Num sonho nítido, eu me via de volta em casa, tratando de meu pai quando ele já estava nas últimas. Num pulo, ele sentou na cama, arrancou todos os tubos de si e, derramando sangue por tudo, ele gritava um grito silencioso em minha direção. Como se me avisasse. No instante seguinte, eu estava me afogando no que quer que tenha inundado o quarto até eu começar a tossir e finalmente acordar. Estava numa cama muito parecida com a dos quartos, mas não estava em quarto nenhum. Era tudo de cimento sem ser revestido, um ar úmido e mofado, um espaço mal iluminado por velas quase no fim. E um murmurinho como um choro, um soluçar abafado.

– Tem alguém acordado? – a voz trêmula e chorosa era de Lea, não muito longe de mim – Por favor… Tenha alguém acordado… Por favor…

– Lea? – perguntei baixinho – O que aconteceu?

– Thomas? Graças a Deus… – deu para ouvir o alívio na voz dela – Eu não sei o que houve, mas eu não consigo me mexer.

– Tá, calma. – me coloquei de pé num movimento e fui andando a passos leves até as velas. Procurando ao redor, achei um lampião antigo, mas com óleo suficiente para iluminar a sala toda.

– Mas que merda… – ela olhava em volta com uma expressão totalmente confusa – Como a gente veio parar aqui?

– A pergunta é: como a gente apagou do nada e veio parar aqui? – Arthur se levantava de outra cama afastada de nós – Só estamos em três?

– Vocês também tiveram a sensação de não estar no próprio corpo? – Lea disse envolvendo meu pescoço com seu braço. Fomos caminhando até o médico.

– Eu não prestei atenção… – disse observando os dois se entenderem com a perna dela – Tinha algo no fundo do corredor um tanto mais intrigante na hora.

– Tá ficando difícil acreditar em você. – se ele estivesse me olhando, tinha cuspido na minha cara.

– Que bom que a gente concorda. – senti os cabelos da nuca ouriçarem.

– Para, por favor, vocês… – Lea suplicava ainda chorosa – Só me ajuda aqui para a gente poder ir embora de uma vez.

Arthur imobilizou a perna dela e serviu de apoio, resmungando que eu devia ir na frente com o lampião para iluminar o caminho. Passamos pela porta para encontrar mais daqueles corredores frios e sem cor alguma. Depois de algumas bifurcações, já cansados, paramos para considerar nossos passos. Andávamos em círculos. Nem se déssemos a volta por onde viemos, voltaríamos para o quarto de onde saímos inicialmente. Aquilo já estava tomando demais de nós quando ouvimos passos lentos de um dos corredores por perto.

Pensamos igual, porque ninguém chamou nome algum. Só ficamos ali parados como estátuas, quase que sem respirar, na espreita de ver se era algum rosto familiar ou se era a deixa para correr de vez. Arthur já até posicionava suas mãos atrás dos joelhos de Lea. Uma pausa de silêncio se dava a cada passo arrastado até que finalmente conseguimos enxergar a figura de quase três metros, alguns braços, pálida caminhando tranquilamente há uns cinco metros de nós.

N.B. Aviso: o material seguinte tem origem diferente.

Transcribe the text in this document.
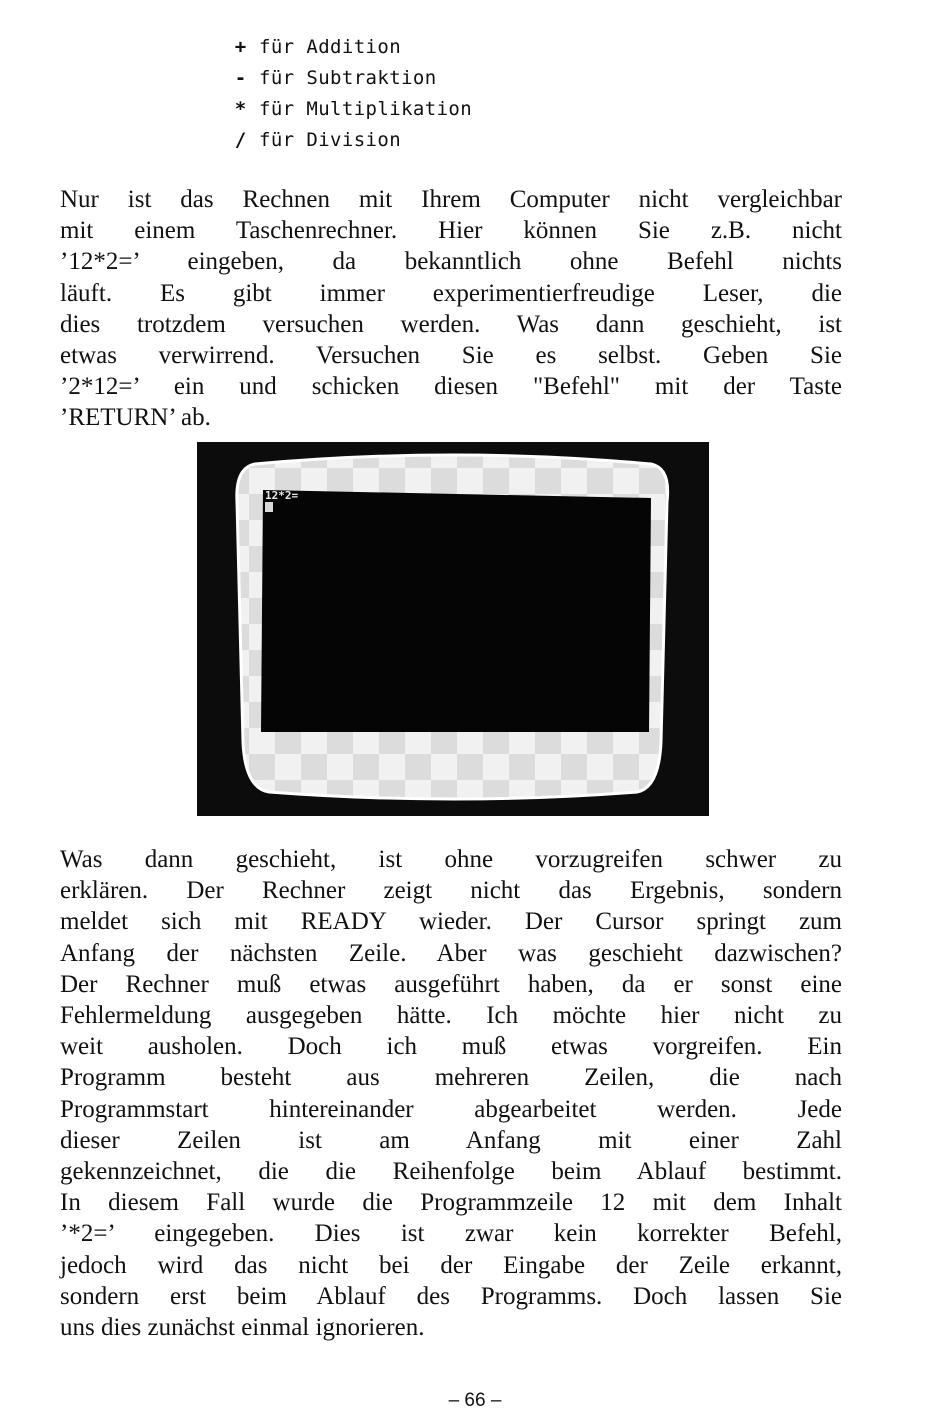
+ für Addition
- für Subtraktion
* für Multiplikation
/ für Division
Nur ist das Rechnen mit Ihrem Computer nicht vergleichbar
mit einem Taschenrechner. Hier können Sie z.B. nicht
’12*2=’ eingeben, da bekanntlich ohne Befehl nichts
läuft. Es gibt immer experimentierfreudige Leser, die
dies trotzdem versuchen werden. Was dann geschieht, ist
etwas verwirrend. Versuchen Sie es selbst. Geben Sie
’2*12=’ ein und schicken diesen "Befehl" mit der Taste
’RETURN’ ab.
12*2=
Was dann geschieht, ist ohne vorzugreifen schwer zu
erklären. Der Rechner zeigt nicht das Ergebnis, sondern
meldet sich mit READY wieder. Der Cursor springt zum
Anfang der nächsten Zeile. Aber was geschieht dazwischen?
Der Rechner muß etwas ausgeführt haben, da er sonst eine
Fehlermeldung ausgegeben hätte. Ich möchte hier nicht zu
weit ausholen. Doch ich muß etwas vorgreifen. Ein
Programm besteht aus mehreren Zeilen, die nach
Programmstart hintereinander abgearbeitet werden. Jede
dieser Zeilen ist am Anfang mit einer Zahl
gekennzeichnet, die die Reihenfolge beim Ablauf bestimmt.
In diesem Fall wurde die Programmzeile 12 mit dem Inhalt
’*2=’ eingegeben. Dies ist zwar kein korrekter Befehl,
jedoch wird das nicht bei der Eingabe der Zeile erkannt,
sondern erst beim Ablauf des Programms. Doch lassen Sie
uns dies zunächst einmal ignorieren.
– 66 –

Arrastando alguém de roupas conhecidas. Não pareceu ter nos visto de qualquer forma pois, continuou seu caminho lenta e pesadamente. Depois de retomar o fôlego, concordamos que melhor seria seguir a criatura. Já não sabíamos onde os corredores dariam de qualquer forma. Depois de segui-la, observando seus passos, finalmente reconhecemos quem tinha o corpo arrastado pelo cimento firme: era Olivia.            

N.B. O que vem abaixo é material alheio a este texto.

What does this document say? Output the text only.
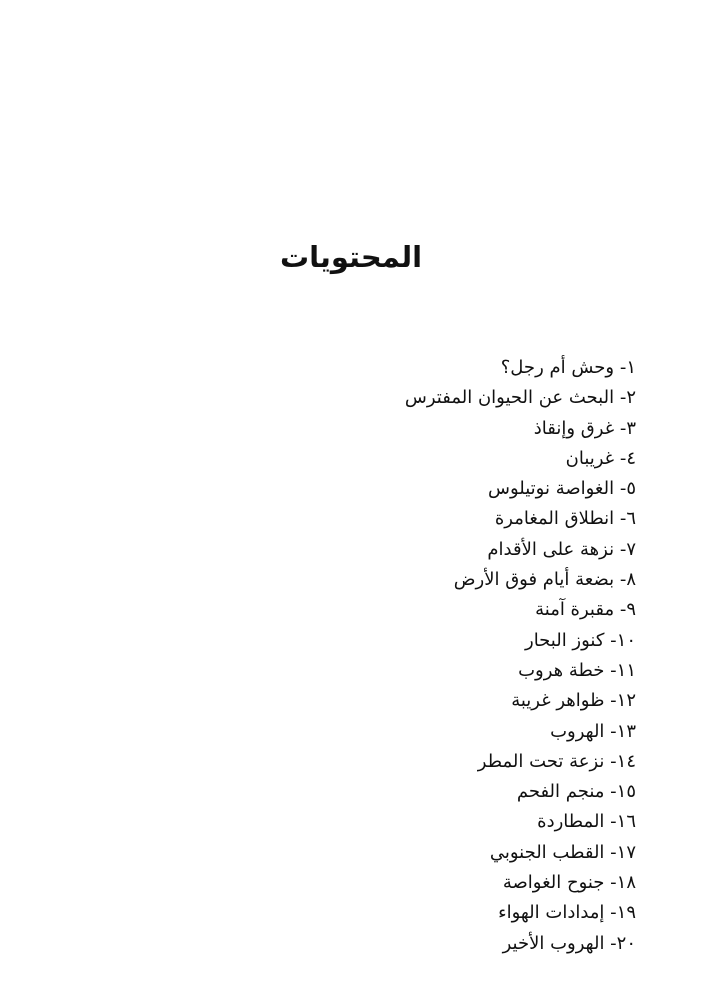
المحتويات
١- وحش أم رجل؟
٢- البحث عن الحيوان المفترس
٣- غرق وإنقاذ
٤- غريبان
٥- الغواصة نوتيلوس
٦- انطلاق المغامرة
٧- نزهة على الأقدام
٨- بضعة أيام فوق الأرض
٩- مقبرة آمنة
١٠- كنوز البحار
١١- خطة هروب
١٢- ظواهر غريبة
١٣- الهروب
١٤- نزعة تحت المطر
١٥- منجم الفحم
١٦- المطاردة
١٧- القطب الجنوبي
١٨- جنوح الغواصة
١٩- إمدادات الهواء
٢٠- الهروب الأخير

Peço desculpas pela falta de descrição do momento, mas seu braço arrastado tampava boa parte da cena. Não conseguia nem ver seus cabelos e a luz do lampião era fraca demais para ajudar com qualquer coisa. Esperamos a coisa se afastar o suficiente para andarmos sem sermos notados, mas alguns passos a frente, nos deparamos com uma porta. E não era qualquer porta. Era uma daquelas portas metálicas, robustas, com travas como de navios e submarinos. Fora de condições físicas, tomei Lea nos braços e quem abriu as travas e a empurrou foi Arthur. Agora sim estávamos chegando a algum lugar.